待機児童4年でゼロには「規制緩和」と「ハイパービルディング構想」で
会見では、今後の都政運営についての質問も多くあがった。
自身が掲げる「待機児童4年でゼロ」について、具体的な方策を問われた舛添都知事は、「株式会社や個人が参入できるよう認証保育所の規制緩和。また、光が丘や多摩ニュータウンなど、建物を高層化してスペースの空いた1階に特養や保育所を入れる。さらに余った国の保有地を活用する」と答えた。
「建物を高層化する」というのは、舛添氏が長年温めてきた「ハイパービルディング(超高層ビル)構想」を指す。都知事選の政策にも掲げられていたこの構想は、2010年に出版した「日本新生計画 世界が憧れる2015年のジパング」という著書に詳しく書かれている。
その中で舛添氏は「東京では、少し郊外に行くと、高いビルを建ててはならないなどという規制があり、高層化できない。こうした規制を撤廃し、超高層ビルの建設を可能にする」と書いている、さらに驚くべきことに、「山手線内にも、一軒家に住んでいる人がたくさんいる。申し訳ないが、この方たちには、協力をお願いしなければならない」とあり、超高層ビル建設のためには、住民の立ち退きや強制収用も辞さないというスタンスを示しているのだ。

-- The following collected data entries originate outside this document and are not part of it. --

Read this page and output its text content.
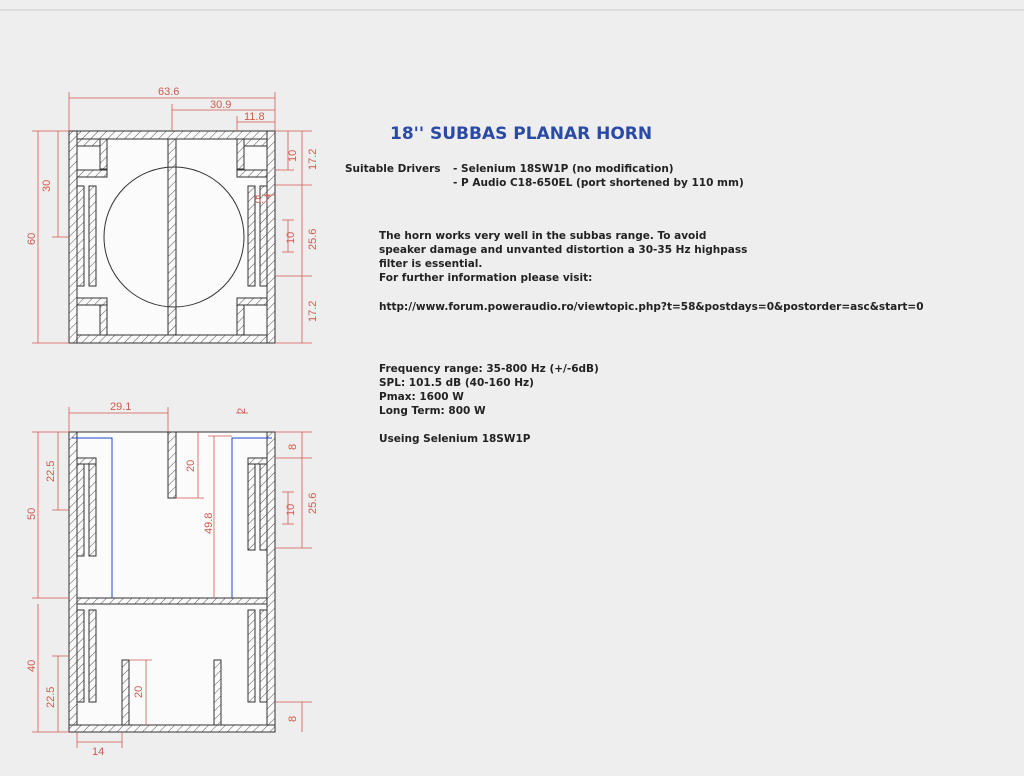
63.6
30.9
11.8
60
30
10 17.2
5.7
10 25.6
17.2
29.1	2
50
22.5	20
49.8
8
10 25.6
40
22.5	20
8
14
18'' SUBBAS PLANAR HORN
Suitable Drivers - Selenium 18SW1P (no modification)
- P Audio C18-650EL (port shortened by 110 mm)
The horn works very well in the subbas range. To avoid
speaker damage and unvanted distortion a 30-35 Hz highpass
filter is essential.
For further information please visit:
http://www.forum.poweraudio.ro/viewtopic.php?t=58&postdays=0&postorder=asc&start=0
Frequency range: 35-800 Hz (+/-6dB)
SPL: 101.5 dB (40-160 Hz)
Pmax: 1600 W
Long Term: 800 W
Useing Selenium 18SW1P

この構想の問題点については、以下のブログ記事で詳細に指摘しているので、ご覧頂きたい。
カジノ構想については「検討中」
会見では他に、現在国会で議論されている「カジノ構想」について質問があがった。カジノは前猪瀬都知事の時代から、お台場再開発の一環として検討されてきたが、現在異論反論が続出している。
舛添都知事は「賛否両論あるのは認識。まだ最終的な決断を下していない」としたうえで、「色んなカジノを視察して、経済面でだけでなく青少年への悪影響や家庭崩壊など、よく決めた上で決めたい」と答えた。
新国立競技場案についても「検討中」
前猪瀬都知事の時代から国との綱引きが続いている、新国立競技場の建設費負担問題についても質問があがった。国と都がどの程度の費用負担を分け合うか、舛添都知事は「建設費については、議論の経緯を含めて関係各位と議論して判断したい」と語った。
また著名な建築家の間で批判が出ている、新競技場による景観破壊問題については、「景観云々というのは、さまざまな建築家のご意見も私も読んだりしている。ただ8万人収容できることがオリンピック招致の条件だったので、その条件との兼ね合いの中で検討した上で決めたい」と語った。